Well, SPARK complained saying that it was not able to prove that an overflow would not happen. My first reaction was something like "Are you crazy? Don't you see the check 4 lines above? What is wrong with you?"

Anyway, next to the message error there was a "magnifying glass" icon. I clicked on it and I got, SPARK's courtesy, a counterexample

 [Counterexample] List = (Length => ?, First_Free => 2147483647) 
 and List.Tokens'First = 1 and List.Tokens'Last = 2147483647

What the... ? Ah! ... Yeah, OK, you are right...

In case you did not recognize it at once, 2147483647 is 2^31 -1. If I created a Token_List with 2 Giga entries (doubtful if it would fit on the stack... anyway...) and I filled it completely, then I would actually have an overflow.

Now I had two choices: the first one was to say that I will never use 2 Giga entries and ignore the case; the second one was to make it official that you can have at most 2^31 -2 entries. This was really easy to do: it sufficed to change in the specs file the line

subtype List_Length is Integer range 1 .. Integer'Last;

that defines the type used for the list length to

subtype List_Length is Integer range 1 .. Integer'Last-1;

Notice the -1 at the end.
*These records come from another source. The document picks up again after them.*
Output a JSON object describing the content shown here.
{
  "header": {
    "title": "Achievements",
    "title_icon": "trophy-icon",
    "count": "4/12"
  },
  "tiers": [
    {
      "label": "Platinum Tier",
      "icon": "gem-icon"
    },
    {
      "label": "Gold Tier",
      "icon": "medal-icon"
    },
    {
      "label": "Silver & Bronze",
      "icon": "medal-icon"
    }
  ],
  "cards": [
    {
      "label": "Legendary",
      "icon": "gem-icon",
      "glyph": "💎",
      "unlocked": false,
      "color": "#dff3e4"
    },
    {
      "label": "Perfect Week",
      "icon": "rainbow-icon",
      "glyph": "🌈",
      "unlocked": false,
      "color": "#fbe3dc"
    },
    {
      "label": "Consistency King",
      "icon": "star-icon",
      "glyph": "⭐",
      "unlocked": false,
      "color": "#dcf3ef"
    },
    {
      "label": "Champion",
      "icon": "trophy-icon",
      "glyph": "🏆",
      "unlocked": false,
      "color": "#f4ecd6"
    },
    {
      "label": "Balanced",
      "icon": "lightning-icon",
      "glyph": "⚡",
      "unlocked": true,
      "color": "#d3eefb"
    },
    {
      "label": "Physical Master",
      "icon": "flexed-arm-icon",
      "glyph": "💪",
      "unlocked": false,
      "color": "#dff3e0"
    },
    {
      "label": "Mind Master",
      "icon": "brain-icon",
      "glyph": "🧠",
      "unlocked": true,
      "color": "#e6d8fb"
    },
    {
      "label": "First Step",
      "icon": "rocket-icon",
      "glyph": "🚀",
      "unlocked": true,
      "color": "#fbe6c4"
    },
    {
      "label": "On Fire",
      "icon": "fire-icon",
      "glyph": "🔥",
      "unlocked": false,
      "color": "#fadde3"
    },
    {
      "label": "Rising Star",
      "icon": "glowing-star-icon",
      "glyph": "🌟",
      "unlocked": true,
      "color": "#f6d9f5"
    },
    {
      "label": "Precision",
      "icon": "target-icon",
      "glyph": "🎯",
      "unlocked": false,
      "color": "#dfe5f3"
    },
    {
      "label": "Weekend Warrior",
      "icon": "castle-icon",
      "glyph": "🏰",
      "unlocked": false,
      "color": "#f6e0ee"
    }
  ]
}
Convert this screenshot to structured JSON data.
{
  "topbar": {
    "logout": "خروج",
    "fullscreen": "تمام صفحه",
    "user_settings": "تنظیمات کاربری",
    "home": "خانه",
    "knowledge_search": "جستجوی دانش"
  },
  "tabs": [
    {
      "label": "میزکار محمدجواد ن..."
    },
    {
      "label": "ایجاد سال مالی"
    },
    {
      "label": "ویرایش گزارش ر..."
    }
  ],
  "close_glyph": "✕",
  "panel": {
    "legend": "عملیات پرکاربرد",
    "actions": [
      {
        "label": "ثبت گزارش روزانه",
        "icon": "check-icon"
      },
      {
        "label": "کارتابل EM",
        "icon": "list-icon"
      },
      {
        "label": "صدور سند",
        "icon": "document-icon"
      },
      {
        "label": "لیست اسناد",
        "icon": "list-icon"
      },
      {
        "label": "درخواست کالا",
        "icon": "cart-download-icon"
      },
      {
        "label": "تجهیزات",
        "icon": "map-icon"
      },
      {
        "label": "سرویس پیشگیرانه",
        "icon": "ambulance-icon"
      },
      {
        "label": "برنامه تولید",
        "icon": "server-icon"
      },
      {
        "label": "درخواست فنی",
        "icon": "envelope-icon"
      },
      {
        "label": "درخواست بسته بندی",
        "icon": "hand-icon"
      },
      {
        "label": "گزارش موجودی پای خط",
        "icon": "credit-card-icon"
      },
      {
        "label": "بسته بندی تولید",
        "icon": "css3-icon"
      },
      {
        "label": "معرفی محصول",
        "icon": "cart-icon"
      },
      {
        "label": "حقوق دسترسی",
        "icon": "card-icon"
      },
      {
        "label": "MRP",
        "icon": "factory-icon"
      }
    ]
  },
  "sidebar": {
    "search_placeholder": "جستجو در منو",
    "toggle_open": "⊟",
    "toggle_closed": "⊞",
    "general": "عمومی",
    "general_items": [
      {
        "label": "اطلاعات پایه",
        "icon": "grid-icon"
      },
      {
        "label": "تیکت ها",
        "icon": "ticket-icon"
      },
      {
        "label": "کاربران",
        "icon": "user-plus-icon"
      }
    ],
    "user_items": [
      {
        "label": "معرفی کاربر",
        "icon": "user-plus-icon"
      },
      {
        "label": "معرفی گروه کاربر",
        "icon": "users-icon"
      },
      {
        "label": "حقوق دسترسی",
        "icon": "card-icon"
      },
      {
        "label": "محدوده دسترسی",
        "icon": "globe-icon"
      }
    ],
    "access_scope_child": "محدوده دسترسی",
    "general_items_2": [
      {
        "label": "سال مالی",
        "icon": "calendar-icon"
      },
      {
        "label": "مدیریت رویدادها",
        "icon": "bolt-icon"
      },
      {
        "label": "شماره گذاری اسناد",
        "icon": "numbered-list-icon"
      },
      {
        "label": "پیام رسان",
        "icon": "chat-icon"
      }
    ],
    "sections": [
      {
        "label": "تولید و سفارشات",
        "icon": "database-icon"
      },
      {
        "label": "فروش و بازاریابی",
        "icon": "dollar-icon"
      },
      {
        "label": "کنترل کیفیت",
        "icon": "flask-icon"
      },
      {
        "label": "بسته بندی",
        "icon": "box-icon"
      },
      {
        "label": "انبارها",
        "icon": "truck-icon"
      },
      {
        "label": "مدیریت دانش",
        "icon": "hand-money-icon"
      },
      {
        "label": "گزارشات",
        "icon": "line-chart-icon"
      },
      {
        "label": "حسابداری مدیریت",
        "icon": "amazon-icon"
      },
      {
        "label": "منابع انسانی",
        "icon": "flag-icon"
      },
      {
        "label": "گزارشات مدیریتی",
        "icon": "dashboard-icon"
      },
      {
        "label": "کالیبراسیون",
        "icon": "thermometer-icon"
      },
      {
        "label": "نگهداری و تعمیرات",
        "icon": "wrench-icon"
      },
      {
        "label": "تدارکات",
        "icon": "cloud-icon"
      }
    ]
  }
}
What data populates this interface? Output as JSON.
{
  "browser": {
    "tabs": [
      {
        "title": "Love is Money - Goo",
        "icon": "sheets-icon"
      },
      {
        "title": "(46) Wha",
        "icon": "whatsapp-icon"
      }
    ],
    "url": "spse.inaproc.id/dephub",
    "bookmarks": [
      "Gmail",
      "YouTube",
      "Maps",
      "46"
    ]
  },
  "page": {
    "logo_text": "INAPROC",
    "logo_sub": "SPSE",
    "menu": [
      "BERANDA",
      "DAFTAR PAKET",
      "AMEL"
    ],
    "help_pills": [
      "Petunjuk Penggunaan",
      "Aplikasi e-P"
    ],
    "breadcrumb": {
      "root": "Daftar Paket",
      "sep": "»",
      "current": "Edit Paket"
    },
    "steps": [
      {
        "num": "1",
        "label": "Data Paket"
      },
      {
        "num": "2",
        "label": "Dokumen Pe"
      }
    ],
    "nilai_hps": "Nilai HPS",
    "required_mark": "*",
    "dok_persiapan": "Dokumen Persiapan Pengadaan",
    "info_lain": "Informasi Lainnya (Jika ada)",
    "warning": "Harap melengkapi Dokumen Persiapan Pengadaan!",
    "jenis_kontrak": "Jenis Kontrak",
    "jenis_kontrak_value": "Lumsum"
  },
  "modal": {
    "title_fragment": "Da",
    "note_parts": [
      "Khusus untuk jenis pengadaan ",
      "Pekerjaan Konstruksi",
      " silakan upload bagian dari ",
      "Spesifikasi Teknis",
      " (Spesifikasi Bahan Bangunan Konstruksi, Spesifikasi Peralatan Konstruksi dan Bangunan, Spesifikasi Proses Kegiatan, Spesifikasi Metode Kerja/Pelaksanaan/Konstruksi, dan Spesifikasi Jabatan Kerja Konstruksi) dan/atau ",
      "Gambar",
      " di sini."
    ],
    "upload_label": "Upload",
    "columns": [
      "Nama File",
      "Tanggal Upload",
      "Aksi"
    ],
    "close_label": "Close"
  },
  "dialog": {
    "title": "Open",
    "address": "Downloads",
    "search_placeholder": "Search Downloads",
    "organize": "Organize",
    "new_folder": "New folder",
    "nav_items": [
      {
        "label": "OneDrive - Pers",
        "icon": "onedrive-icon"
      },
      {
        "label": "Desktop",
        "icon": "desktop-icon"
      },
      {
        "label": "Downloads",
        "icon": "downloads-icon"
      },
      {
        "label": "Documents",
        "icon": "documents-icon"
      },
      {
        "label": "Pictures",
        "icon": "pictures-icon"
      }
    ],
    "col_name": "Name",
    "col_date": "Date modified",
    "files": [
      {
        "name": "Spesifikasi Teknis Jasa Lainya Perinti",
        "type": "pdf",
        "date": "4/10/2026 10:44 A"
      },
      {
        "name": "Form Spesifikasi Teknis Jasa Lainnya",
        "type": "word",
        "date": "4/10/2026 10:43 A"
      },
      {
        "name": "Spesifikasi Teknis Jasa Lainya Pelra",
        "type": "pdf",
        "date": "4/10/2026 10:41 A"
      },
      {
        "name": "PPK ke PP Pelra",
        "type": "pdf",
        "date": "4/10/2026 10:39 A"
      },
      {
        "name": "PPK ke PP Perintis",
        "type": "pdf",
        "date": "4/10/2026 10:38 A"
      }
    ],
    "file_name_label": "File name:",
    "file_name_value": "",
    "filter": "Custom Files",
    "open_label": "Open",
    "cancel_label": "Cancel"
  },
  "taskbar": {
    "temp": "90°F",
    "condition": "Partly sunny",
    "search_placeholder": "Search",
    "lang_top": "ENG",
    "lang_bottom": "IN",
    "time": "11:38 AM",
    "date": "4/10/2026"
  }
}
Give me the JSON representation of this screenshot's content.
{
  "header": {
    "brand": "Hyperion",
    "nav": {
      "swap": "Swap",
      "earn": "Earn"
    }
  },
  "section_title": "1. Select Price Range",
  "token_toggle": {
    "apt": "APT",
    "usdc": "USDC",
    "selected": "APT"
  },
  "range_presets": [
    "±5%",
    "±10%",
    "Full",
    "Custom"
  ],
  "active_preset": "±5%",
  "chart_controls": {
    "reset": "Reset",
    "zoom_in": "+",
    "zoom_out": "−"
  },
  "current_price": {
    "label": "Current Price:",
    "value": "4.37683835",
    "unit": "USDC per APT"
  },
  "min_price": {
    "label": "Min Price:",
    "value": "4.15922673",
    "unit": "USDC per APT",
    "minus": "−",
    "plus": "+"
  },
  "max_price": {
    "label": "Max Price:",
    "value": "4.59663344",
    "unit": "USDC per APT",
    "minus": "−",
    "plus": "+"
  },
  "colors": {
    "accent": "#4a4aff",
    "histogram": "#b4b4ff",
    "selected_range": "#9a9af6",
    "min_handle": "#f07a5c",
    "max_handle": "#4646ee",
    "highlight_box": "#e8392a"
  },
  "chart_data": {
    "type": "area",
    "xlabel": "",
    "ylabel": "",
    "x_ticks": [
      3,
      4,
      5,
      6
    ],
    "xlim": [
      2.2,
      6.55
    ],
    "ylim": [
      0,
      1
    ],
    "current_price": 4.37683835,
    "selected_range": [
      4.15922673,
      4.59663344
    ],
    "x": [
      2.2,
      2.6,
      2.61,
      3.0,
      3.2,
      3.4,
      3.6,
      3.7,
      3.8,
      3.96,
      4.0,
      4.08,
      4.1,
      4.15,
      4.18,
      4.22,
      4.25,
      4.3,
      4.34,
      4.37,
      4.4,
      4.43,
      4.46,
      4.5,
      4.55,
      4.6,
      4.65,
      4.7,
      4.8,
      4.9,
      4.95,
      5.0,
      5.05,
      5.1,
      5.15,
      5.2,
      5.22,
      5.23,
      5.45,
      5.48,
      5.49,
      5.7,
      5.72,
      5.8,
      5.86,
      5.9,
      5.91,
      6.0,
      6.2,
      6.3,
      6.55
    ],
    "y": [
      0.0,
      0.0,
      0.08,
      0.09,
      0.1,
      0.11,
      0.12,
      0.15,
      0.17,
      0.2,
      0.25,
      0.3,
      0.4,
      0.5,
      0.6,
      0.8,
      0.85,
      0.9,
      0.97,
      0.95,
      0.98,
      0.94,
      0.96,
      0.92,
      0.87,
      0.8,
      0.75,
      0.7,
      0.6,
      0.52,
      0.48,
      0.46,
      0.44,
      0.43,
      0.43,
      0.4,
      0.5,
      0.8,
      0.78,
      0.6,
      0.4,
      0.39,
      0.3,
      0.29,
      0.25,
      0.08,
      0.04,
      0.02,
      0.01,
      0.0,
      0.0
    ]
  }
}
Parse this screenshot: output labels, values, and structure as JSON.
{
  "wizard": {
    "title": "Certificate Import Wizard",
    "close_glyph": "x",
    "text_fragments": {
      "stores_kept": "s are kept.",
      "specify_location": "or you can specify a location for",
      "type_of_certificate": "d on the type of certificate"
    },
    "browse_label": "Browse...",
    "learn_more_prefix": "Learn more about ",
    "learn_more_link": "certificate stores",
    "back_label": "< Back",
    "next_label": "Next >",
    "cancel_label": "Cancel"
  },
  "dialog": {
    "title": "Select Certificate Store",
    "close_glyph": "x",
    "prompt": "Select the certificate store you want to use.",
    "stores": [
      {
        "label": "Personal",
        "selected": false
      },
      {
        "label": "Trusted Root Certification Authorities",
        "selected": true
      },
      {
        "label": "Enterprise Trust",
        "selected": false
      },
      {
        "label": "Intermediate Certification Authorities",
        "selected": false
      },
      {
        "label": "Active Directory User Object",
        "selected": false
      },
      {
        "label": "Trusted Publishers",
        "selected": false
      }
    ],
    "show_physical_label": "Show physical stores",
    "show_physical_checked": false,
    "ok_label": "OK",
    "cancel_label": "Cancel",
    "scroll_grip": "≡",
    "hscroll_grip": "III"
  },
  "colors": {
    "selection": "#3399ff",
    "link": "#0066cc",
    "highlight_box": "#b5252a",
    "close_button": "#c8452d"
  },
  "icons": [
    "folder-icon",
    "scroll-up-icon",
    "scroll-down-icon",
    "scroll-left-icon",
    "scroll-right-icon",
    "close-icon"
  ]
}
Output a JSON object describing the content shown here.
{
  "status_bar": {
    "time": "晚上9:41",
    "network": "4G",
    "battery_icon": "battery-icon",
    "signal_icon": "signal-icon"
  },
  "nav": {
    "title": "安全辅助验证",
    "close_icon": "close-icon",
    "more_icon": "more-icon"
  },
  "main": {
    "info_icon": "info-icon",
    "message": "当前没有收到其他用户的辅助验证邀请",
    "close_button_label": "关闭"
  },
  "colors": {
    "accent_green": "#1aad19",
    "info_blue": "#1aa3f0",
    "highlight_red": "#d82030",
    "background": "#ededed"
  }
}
Since this type is used in the constructor

function Create (N : List_Length) return Token_List;

this guarantees that you'll never call Create with N larger than 2^31 -2 (if you try to do it, an exception is raised). This placated SPARK.

After catching this border-line-condition bug I moved to SPARK-ing the rest of the code, catching another couple of border-line cases.

Overall, I can say that original code was fine since the bugs were triggered by some very extreme conditions; nevertheless it is nice to know that everything is clean now...

Top comments (4)

David Weller • May 26 '19

Emacs supports Ada syntax highlighting (I once made some code changes to the Lisp). I'm not sure if others have...I think Vim has it.

Oh, also VSCode has an Ada syntax highlighter (this is my current editor of choice, actually).

P.S. - Congrats on doing Ada stuff. I was one of the contributors to Ada 95, but I haven't used it since 2000.

Riccardo Bernardini • May 26 '19

I know that emacs and many other editors (gedit and jedit, for example) have Ada syntax highlighting. I was referring to dev.to visualization engine that shows Ada code in simple black-and-white.

Riccardo Bernardini • Jun 17 '20

I reply to my own reply to say that I discovered that the language name used with the code construct must be lowercase, that is ada and not Ada.

David Weller • May 26 '19

oops! :)